With all the above set up, we can create our thought_seq object:

thought_seq = Sequence("thought_seq", [
    TimeToThink(),
    chat_node
])

The Completed Tree

All that remains is to compose our sequence nodes into an implicit sequence via a Fallback, set up our blackboard, and start chatting. The tree composition looks like this:

root_node = Fallback("conversation_turn", [
    speech_seq,
    thought_seq,                
    GetTextInput()
])
tree = dendron.BehaviorTree("talker_tree", root_node)

The resulting tree looks like the following (Fallback nodes are typically denoted by question marks):

Then all we have to do is initialize the blackboard and we can start our chat loop:

tree.blackboard["chat_history"] = []
tree.blackboard["speech_in"] = []
tree.blackboard["latest_human_input"] = ""

while True:
    tree.tick_once()

You should again be able to type to your program and have it reply with speech.

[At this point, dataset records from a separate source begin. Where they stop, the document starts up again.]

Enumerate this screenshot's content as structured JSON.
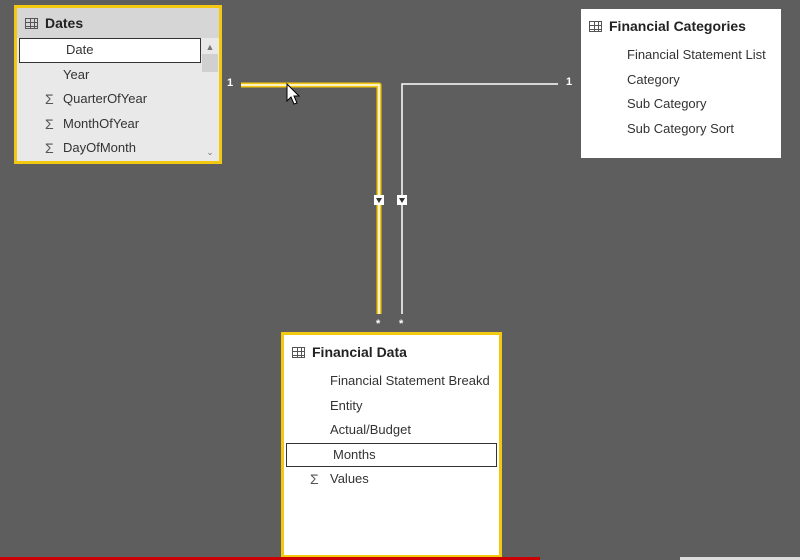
{
  "dates_table": {
    "title": "Dates",
    "fields": [
      {
        "label": "Date",
        "sigma": false
      },
      {
        "label": "Year",
        "sigma": false
      },
      {
        "label": "QuarterOfYear",
        "sigma": true
      },
      {
        "label": "MonthOfYear",
        "sigma": true
      },
      {
        "label": "DayOfMonth",
        "sigma": true
      }
    ]
  },
  "financial_categories": {
    "title": "Financial Categories",
    "fields": [
      {
        "label": "Financial Statement List"
      },
      {
        "label": "Category"
      },
      {
        "label": "Sub Category"
      },
      {
        "label": "Sub Category Sort"
      }
    ]
  },
  "financial_data": {
    "title": "Financial Data",
    "fields": [
      {
        "label": "Financial Statement Breakd",
        "sigma": false
      },
      {
        "label": "Entity",
        "sigma": false
      },
      {
        "label": "Actual/Budget",
        "sigma": false
      },
      {
        "label": "Months",
        "sigma": false
      },
      {
        "label": "Values",
        "sigma": true
      }
    ]
  },
  "relationships": {
    "dates_one": "1",
    "categories_one": "1",
    "dates_many": "*",
    "categories_many": "*"
  },
  "colors": {
    "canvas": "#5e5e5e",
    "selected_border": "#f2c811",
    "relationship_line": "#ffffff"
  },
  "icons": {
    "table": "table-icon",
    "sigma": "sigma-icon",
    "cursor": "mouse-pointer-icon"
  }
}
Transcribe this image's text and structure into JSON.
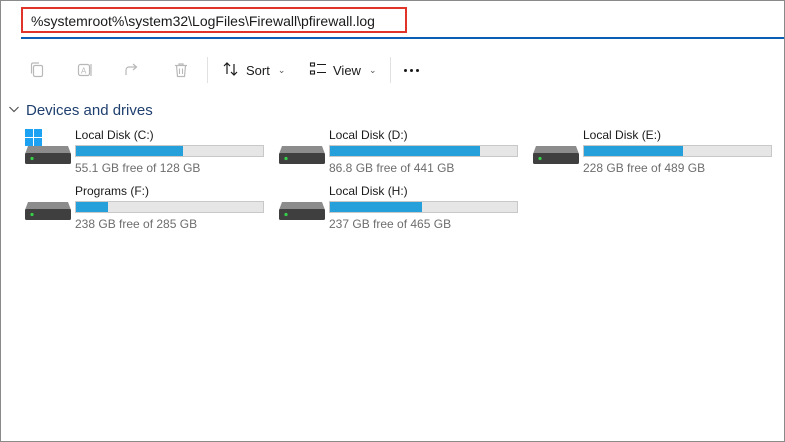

You'll need to manually terminate your program since we don't have a check for "Goodbye" anymore.

Conclusion

We now have moved all the management of chat state into our behavior tree. This may feel like a lot of work to get back to where we were at the end of Part 1, but in the next part we'll see how managing the chat state inside the tree allows us to add another language model that will analyze the human's input to decide whether it would be appropriate to end the conversation.